Chat completion parity

Azure AI agent parity

OpenAI Assistants API parity

OpenAI Responses API parity

Copilot Studio parity

Orchestrations

  • sequential.py — Step-by-step SK Team → AF SequentialBuilder migration.
  • concurrent_basic.py — Concurrent orchestration parity.
  • group_chat.py — Group chat coordination with an LLM-backed manager in both SDKs.
  • handoff.py - Handoff coordination between agents.
  • magentic.py — Magentic Team orchestration vs. AF builder wiring.

Processes

Each script is fully async and the main() routine runs both implementations back to back so you can observe their outputs in a single execution.

Prerequisites

  • Python 3.10 or later.
  • Access to the necessary model endpoints (Azure OpenAI, OpenAI, Azure AI, Copilot Studio, etc.).
  • Installed SDKs: semantic-kernel and the Microsoft Agent Framework (pip install semantic-kernel agent-framework), or the repos editable packages if you are developing locally.
  • Service credentials exposed through environment variables (for example OPENAI_API_KEY, AZURE_OPENAI_ENDPOINT, AZURE_OPENAI_KEY, or Copilot Studio auth settings).

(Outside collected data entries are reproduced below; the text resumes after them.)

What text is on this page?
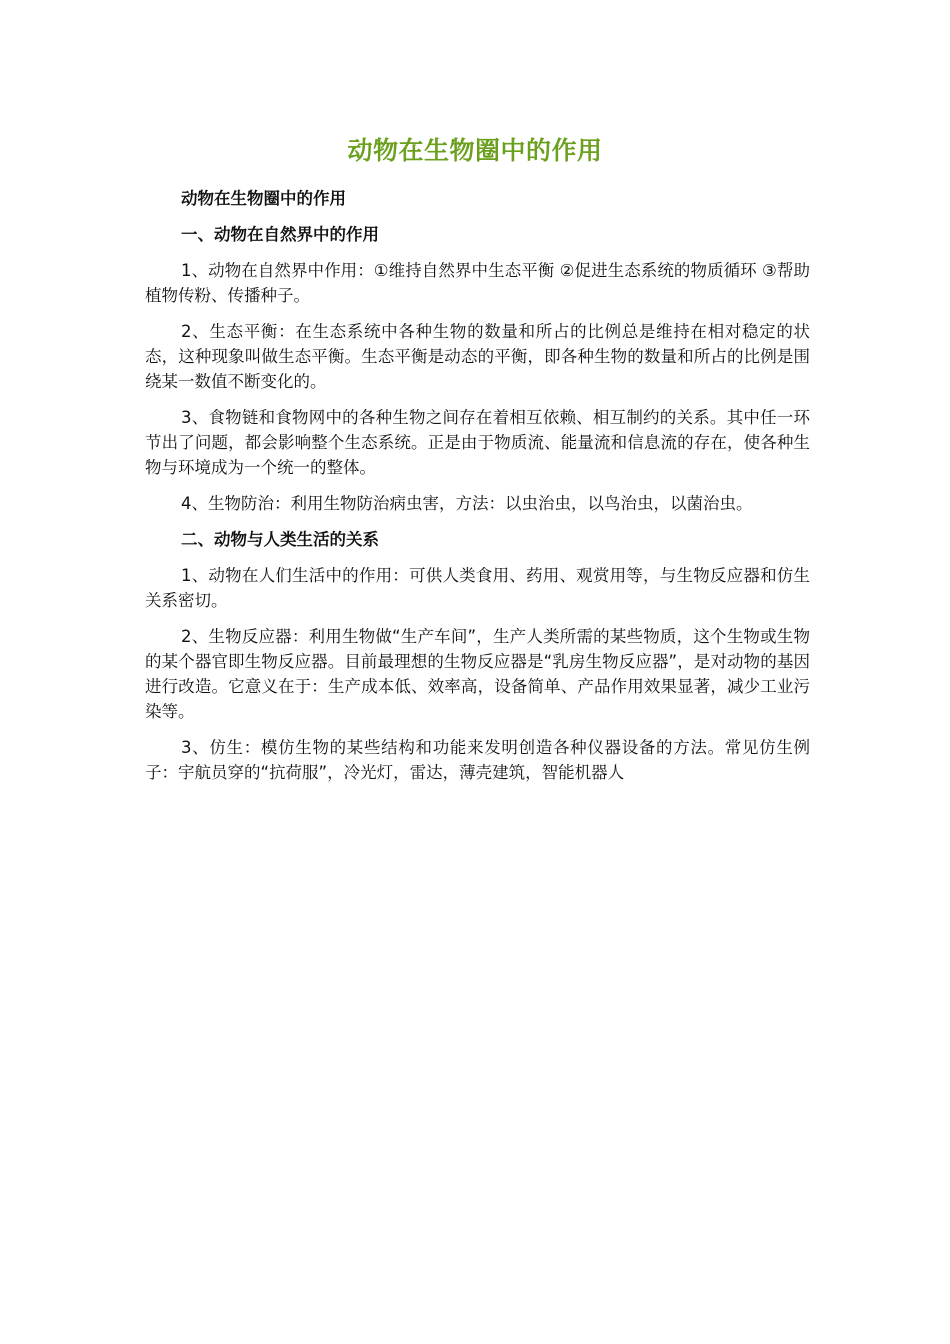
动物在生物圈中的作用
动物在生物圈中的作用
一、动物在自然界中的作用

1、动物在自然界中作用：①维持自然界中生态平衡 ②促进生态系统的物质循环 ③帮助植物传粉、传播种子。

2、生态平衡：在生态系统中各种生物的数量和所占的比例总是维持在相对稳定的状态，这种现象叫做生态平衡。生态平衡是动态的平衡，即各种生物的数量和所占的比例是围绕某一数值不断变化的。

3、食物链和食物网中的各种生物之间存在着相互依赖、相互制约的关系。其中任一环节出了问题，都会影响整个生态系统。正是由于物质流、能量流和信息流的存在，使各种生物与环境成为一个统一的整体。

4、生物防治：利用生物防治病虫害，方法：以虫治虫，以鸟治虫，以菌治虫。

二、动物与人类生活的关系

1、动物在人们生活中的作用：可供人类食用、药用、观赏用等，与生物反应器和仿生关系密切。

2、生物反应器：利用生物做“生产车间”，生产人类所需的某些物质，这个生物或生物的某个器官即生物反应器。目前最理想的生物反应器是“乳房生物反应器”，是对动物的基因进行改造。它意义在于：生产成本低、效率高，设备简单、产品作用效果显著，减少工业污染等。

3、仿生：模仿生物的某些结构和功能来发明创造各种仪器设备的方法。常见仿生例子：宇航员穿的“抗荷服”，冷光灯，雷达，薄壳建筑，智能机器人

Running Single-Agent Samples

From the repository root:

python samples/semantic-kernel-migration/chat_completion/01_basic_chat_completion.py

Every script accepts no CLI arguments and will first call the SK implementation, followed by the AF version. Adjust the prompt or credentials inside the file as necessary before running.

Running Orchestration & Workflow Samples

Advanced comparisons are split between samantic-kernel-migration/orchestrations (Sequential, Concurrent, Magentic) and samantic-kernel-migration/processes (fan-out/fan-in, nested). You can run them directly, or isolate dependencies in a throwaway virtual environment:

cd samples/semantic-kernel-migration
uv venv --python 3.10 .venv-migration
source .venv-migration/bin/activate
uv pip install semantic-kernel agent-framework
uv run python orchestrations/sequential.py
uv run python processes/fan_out_fan_in_process.py

Swap the script path for any other workflow or process sample. Deactivate the sandbox with deactivate when you are finished.

Tips for Migration

  • Keep the original SK sample open while iterating on the AF equivalent; the code is intentionally formatted so you can copy/paste across SDKs.
  • Sessions/conversation state are explicit in AF. When porting SK code that relies on implicit session reuse, call agent.create_session() and pass it into each run call.
  • Tools map cleanly: SK @kernel_function plugins translate to AF @tool callables. Hosted tools (code interpreter, web search, MCP) are available only in AF—introduce them once parity is achieved.
  • For multi-agent orchestration, AF workflows expose checkpoints and resume capabilities that SK Process/Team abstractions do not. Use the workflow samples as a blueprint when modernizing complex agent graphs.